Saturday, January 13, 2018

Rex Tillerson Upholds Values, Condemns Sexual Harassment in Epideictic Speech

Rex Tillerson giving an earlier speech
Secretary of State Rex Tillerson spoke yesterday at the Dean Acheson Auditorium in the Department of State Building in Washington to condemn sexual harassment. The event was a belated New Year's ceremony.

Ceremonial speeches--which communication professionals call epideictic speeches--usually talk about values. Aristotle said, quite correctly, that these speeches offer praise. But what is the praise's purpose? In their important book The New Rhetoric, Chaïm Perelman and Lucie Olbrechts-Tyteca explain that we praise people to remind the audience of their noble values. We give the audience a role model to emulate. 

After a Happy New Year greeting, Tillerson hit that point directly: 

"Values matter. That's what I want to talk about. Most particularly, our shared values matter. Our values as a nation bind us together and define who we are to the rest of the world, but most importantly, they define who we are to one another." 

Tillerson stressed that values unite people so they can work together: "shared values are the threads that knit the diverse groups of individuals with diverse talents and diverse responsibilities into the fabric of an effective and successful organization." He reminded the audience of an earlier speech in which he had talked about "crucial values."


After citing the first Secretary of State, Thomas Jefferson, Tillerson said that "the story of our nation is one of constant, often demanding journey to realize our shortcomings in order to live up to our founding principles. But we not only recognize our shortcomings; we do something about them." So, values move us to policy and action.

So, Tillerson's thesis opposed sexual harassment. "Harassment," he said, "in all its many forms, demeans individuals and always violates respect." He continued, to applause, that sexual harassment could have no place in the State Department. He quickly moved from values to policy: "I cannot and I will not tolerate it. It will not be tolerated." He encouraged victims of sexual harassment to come forward and to use the Department of State's resources.

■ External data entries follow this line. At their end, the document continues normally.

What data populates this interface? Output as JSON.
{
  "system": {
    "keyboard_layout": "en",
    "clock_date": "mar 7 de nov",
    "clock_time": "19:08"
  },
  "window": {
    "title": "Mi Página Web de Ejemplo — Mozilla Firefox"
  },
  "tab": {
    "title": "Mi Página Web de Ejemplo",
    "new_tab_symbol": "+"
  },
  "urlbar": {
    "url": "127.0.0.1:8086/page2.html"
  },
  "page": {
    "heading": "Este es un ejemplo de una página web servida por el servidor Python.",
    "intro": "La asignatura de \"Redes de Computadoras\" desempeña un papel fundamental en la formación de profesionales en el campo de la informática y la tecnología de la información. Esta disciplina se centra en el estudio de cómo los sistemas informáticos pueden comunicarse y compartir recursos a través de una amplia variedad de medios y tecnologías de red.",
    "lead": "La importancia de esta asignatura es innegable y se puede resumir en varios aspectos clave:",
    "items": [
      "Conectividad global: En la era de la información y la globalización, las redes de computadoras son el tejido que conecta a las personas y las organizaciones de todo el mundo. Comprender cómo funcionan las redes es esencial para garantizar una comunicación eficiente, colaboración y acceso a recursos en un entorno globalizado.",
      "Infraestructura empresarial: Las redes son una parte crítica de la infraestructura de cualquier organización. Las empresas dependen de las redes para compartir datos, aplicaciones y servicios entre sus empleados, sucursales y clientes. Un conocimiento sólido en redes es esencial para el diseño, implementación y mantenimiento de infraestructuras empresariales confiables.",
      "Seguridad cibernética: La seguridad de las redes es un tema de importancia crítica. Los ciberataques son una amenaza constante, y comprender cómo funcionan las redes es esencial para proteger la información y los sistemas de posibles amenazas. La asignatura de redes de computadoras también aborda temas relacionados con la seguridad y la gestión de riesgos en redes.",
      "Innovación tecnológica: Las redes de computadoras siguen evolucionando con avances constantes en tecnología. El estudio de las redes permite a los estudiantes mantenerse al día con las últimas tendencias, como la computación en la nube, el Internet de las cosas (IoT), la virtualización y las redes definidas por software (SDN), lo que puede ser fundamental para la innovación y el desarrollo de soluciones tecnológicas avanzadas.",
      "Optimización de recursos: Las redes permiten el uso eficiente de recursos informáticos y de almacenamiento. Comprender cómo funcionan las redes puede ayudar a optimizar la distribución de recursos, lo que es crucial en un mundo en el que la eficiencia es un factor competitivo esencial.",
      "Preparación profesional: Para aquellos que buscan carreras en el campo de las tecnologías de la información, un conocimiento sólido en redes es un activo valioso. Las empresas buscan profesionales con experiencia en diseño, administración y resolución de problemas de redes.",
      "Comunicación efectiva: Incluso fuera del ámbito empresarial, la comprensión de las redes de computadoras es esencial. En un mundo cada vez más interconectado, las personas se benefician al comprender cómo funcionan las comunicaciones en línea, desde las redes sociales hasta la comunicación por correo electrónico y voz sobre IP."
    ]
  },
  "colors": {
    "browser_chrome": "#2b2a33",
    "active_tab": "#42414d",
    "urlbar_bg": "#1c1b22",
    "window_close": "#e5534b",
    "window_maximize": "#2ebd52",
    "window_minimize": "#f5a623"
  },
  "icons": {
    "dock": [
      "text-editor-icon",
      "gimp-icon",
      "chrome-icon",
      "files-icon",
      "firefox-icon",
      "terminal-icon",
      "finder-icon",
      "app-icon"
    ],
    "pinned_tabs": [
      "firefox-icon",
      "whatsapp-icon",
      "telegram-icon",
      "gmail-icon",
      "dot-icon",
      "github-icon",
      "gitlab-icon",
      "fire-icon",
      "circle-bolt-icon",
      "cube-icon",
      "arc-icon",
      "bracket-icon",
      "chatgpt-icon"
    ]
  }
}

Tillerson ended by reminding the audience to "take time to honor the memory of Dr. King and what he stood for."

Values, policies, actions. That's why people give speeches.

That is an important lesson. No one ever fully lives up to his or her values. The reason we have values is not so we can say that we are perfect, but so we can have a moral goal to look up to. So, Tillerson praised our nation as a way to encourage us to do better.